BELO HORIZONTE, MG (FOLHAPRESS) - Em uma decisão com broncas e citando a ditadura e o holocausto, a Justiça Federal em Minas Gerais mandou abrir investigação contra o comando do Colégio Militar de Belo Horizonte, administrado pelo Exército, por descumprimento de medida judicial relativa à pandemia da Covid-19.

O Sindsep (Sindicato dos Trabalhadores Ativos, Aposentados e Pensionistas do Serviço Público Federal em Minas Gerais) obteve em setembro de 2020, em liminar, o direito de os professores civis do Colégio Militar lecionarem somente remotamente durante a pandemia.

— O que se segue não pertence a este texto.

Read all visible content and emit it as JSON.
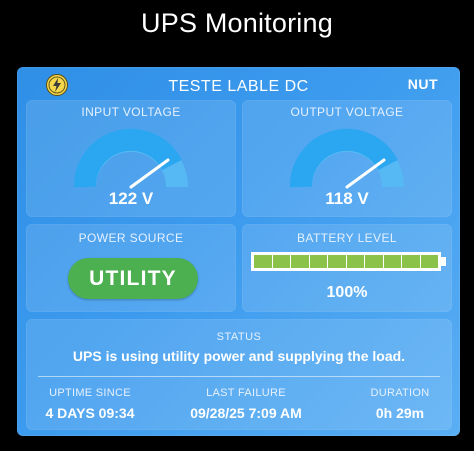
{
  "page": {
    "title": "UPS Monitoring"
  },
  "device": {
    "name": "TESTE LABLE DC",
    "driver": "NUT",
    "logo_icon": "lightning-bolt-icon"
  },
  "input_voltage": {
    "label": "INPUT VOLTAGE",
    "value": "122 V",
    "gauge_fraction": 0.9
  },
  "output_voltage": {
    "label": "OUTPUT VOLTAGE",
    "value": "118 V",
    "gauge_fraction": 0.9
  },
  "power_source": {
    "label": "POWER SOURCE",
    "value": "UTILITY",
    "color": "#4caf50"
  },
  "battery": {
    "label": "BATTERY LEVEL",
    "value": "100%",
    "segments": 10,
    "filled": 10,
    "color": "#8bc34a"
  },
  "status": {
    "label": "STATUS",
    "text": "UPS is using utility power and supplying the load."
  },
  "stats": {
    "uptime": {
      "label": "UPTIME SINCE",
      "value": "4 DAYS 09:34"
    },
    "last_failure": {
      "label": "LAST FAILURE",
      "value": "09/28/25 7:09 AM"
    },
    "duration": {
      "label": "DURATION",
      "value": "0h 29m"
    }
  },
  "colors": {
    "gauge_fill": "#29a3f0",
    "gauge_track": "#4fb5f2",
    "card": "#3c9bee"
  }
}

A decisão não envolveu docentes militares.

Mas a direção do colégio estava obrigando os professores civis a irem à instituição para desempenhar outras tarefas, como abrir portas das salas e trocar jalecos, conforme o escritório Aroeira Braga, Gusman Pereira, Carreira Alvim e Advogados Associados, que representa o sindicato.

Ao determinar a investigação, o juiz William Ken Aoki, da 3ª Vara Federal de Belo Horizonte, afirmou que as Forças Armadas não têm autoridade para desobedecer o Poder Judiciário.

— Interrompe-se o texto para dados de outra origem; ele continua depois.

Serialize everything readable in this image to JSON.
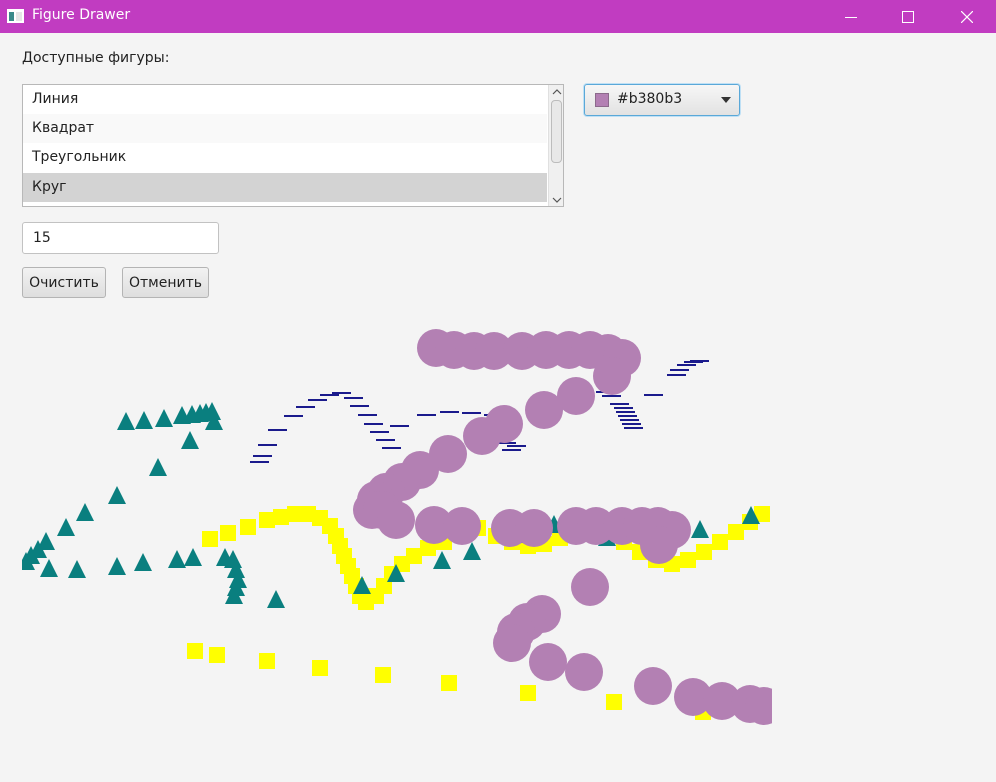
{
  "window": {
    "title": "Figure Drawer",
    "icons": {
      "app": "app-icon",
      "minimize": "minimize-icon",
      "maximize": "maximize-icon",
      "close": "close-icon"
    }
  },
  "controls": {
    "shapes_label": "Доступные фигуры:",
    "shapes": [
      {
        "label": "Линия",
        "selected": false
      },
      {
        "label": "Квадрат",
        "selected": false
      },
      {
        "label": "Треугольник",
        "selected": false
      },
      {
        "label": "Круг",
        "selected": true
      }
    ],
    "color": {
      "value": "#b380b3",
      "icon": "chevron-down-icon"
    },
    "size_value": "15",
    "clear_label": "Очистить",
    "undo_label": "Отменить"
  },
  "colors": {
    "titlebar": "#c13cc1",
    "line": "#1a1a8c",
    "square": "#ffff00",
    "triangle": "#0a7f7f",
    "circle": "#b380b3"
  }
}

O magistrado disse ainda, para justificar a apuração, haver necessidade de que “tais arroubos autoritários e antipatrióticos não sejam incentivados ou permitidos em um regime democrático e constitucional”.

“É inadmissível o descumprimento de decisão judicial proferida pelo Poder Judiciário. Ao contrário do que pode eventual e inconstitucionalmente pensar de forma autoritária o Comando do CMBH, às Forças Armadas não foi dado nenhum tipo de poder moderador pela Constituição de 1988, muito menos nenhuma autoridade que autorize descumprir o Poder Judiciário, democrática e legitimamente constituído da República Federativa Brasileira”, diz trecho da decisão do magistrado.

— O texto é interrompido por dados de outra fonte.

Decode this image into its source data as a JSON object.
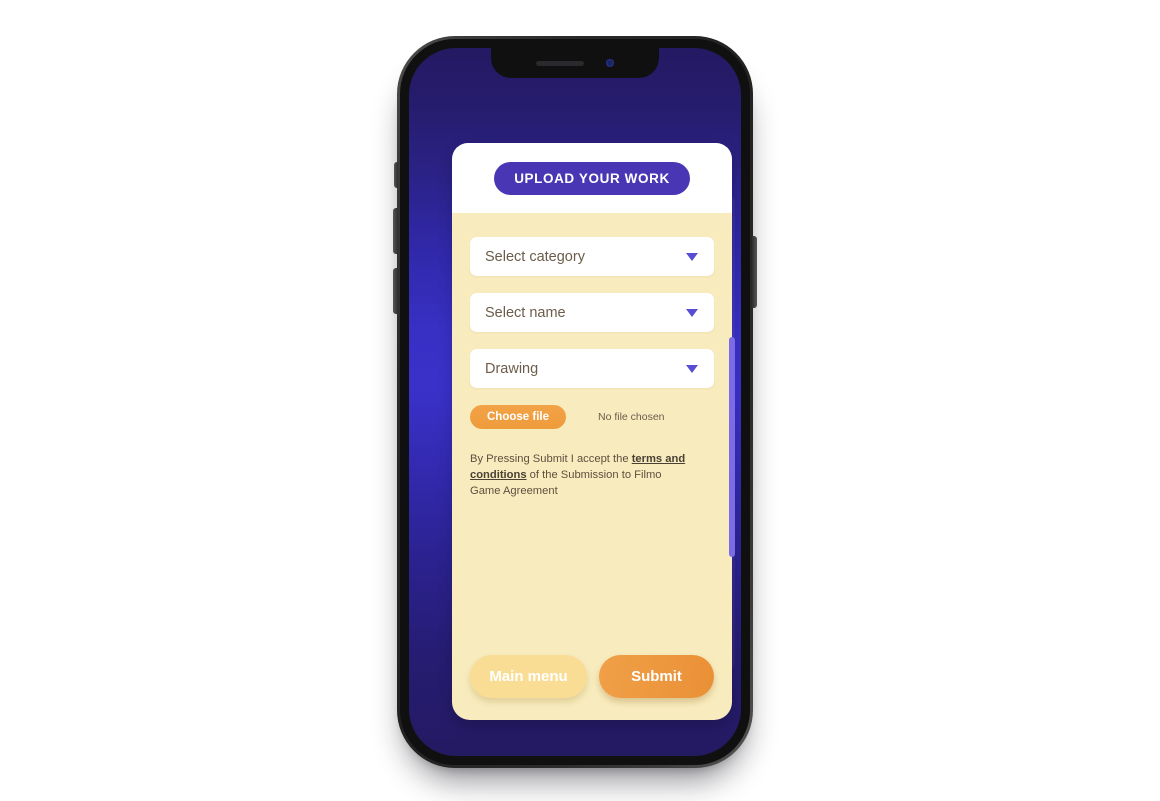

O juiz afirma ainda que não foi esclarecido se o comando do colégio agiu de forma autônoma “ou se eventualmente apenas seguiu ordens de autoridade hierarquicamente superior, e de qual nível superior partiu tal comando”.

Na decisão, ele cita o regime militar, que vigorou entre 1964 e 1985 no país. “A ditadura militar brasileira e a condenação do Brasil no ‘caso Guerrilha do Araguaia’, proferido pela Corte Interamericana de Direitos Humanos, nos fazem lembrar que nunca mais desejamos um regime autoritário em terras Brasileiras, pela corrupção, pelas atrocidades cometidas, pelas violações inomináveis aos direitos humanos e pelas inúmeras vidas inocentes de patriotas que foram ceifadas pelo regime de exceção.”

A decisão fez menção ainda ao holocausto, ao afirmar que, assim como ocorreu no genocídio judeu na Segunda Guerra, “os militares brasileiros ‘apenas seguiram ordens’, para que de forma reiterada no presente processo, em diversas oportunidades, pedissem o retorno às aulas presenciais”.

Segundo o escritório, a instituição de ensino estava fazendo pressão sobre os professores.

A direção da escola, via União, que representa o colégio na ação, foi intimada pela Justiça a se posicionar no processo sobre as alegações do sindicato. Conforme o juiz, a escola afirmou apenas que estava cumprindo a decisão que mandava os professores civis darem aulas remotas.

Além de determinar a investigação do comando da escola, o juiz decidiu que os professores civis do colégio só poderão voltar a trabalhar 28 dias após receberem a segunda dose da vacina contra a Covid-19. Cabe recurso.

A decisão acontece no momento em que a Prefeitura de Belo Horizonte começa a adotar medidas para retorno das aulas em toda a rede pública da cidade. Instituições privadas também já estão autorizadas a retomar as aulas de forma gradual.

O magistrado determina que cópia do processo seja enviada ao Comando da 4ª Região Militar, que tem sede na capital mineira, para que seja instaurado procedimento administrativo disciplinar para apurar a conduta do comando do colégio.

No Brasil há 14 colégios militares como o de Belo Horizonte, em cidades como Brasília, Curitiba, Fortaleza, Manaus, Rio e São Paulo. Todos funcionam com ensinos fundamental e médio.

Procurada pela Folha, a seção de comunicação social do centro de preparação de oficiais da reserva e Colégio Militar de Belo Horizonte respondeu apenas que “por tratar-se de um assunto de ordem jurídica e que está em processamento, este Comando encontra-se impossibilitado de responder, neste momento, aos questionamentos”.

Já o Exército, por meio de nota do departamento de educação e cultura, disse que todas as atividades dos colégios militares “seguem de acordo com as decisões determinadas pela Justiça, não cabendo à instituição avaliar e sim cumprir”.

Informou ainda que os colégios estão retornando às atividades presenciais seguindo as medidas sanitárias orientadas pelo Ministério da Saúde e autoridades locais.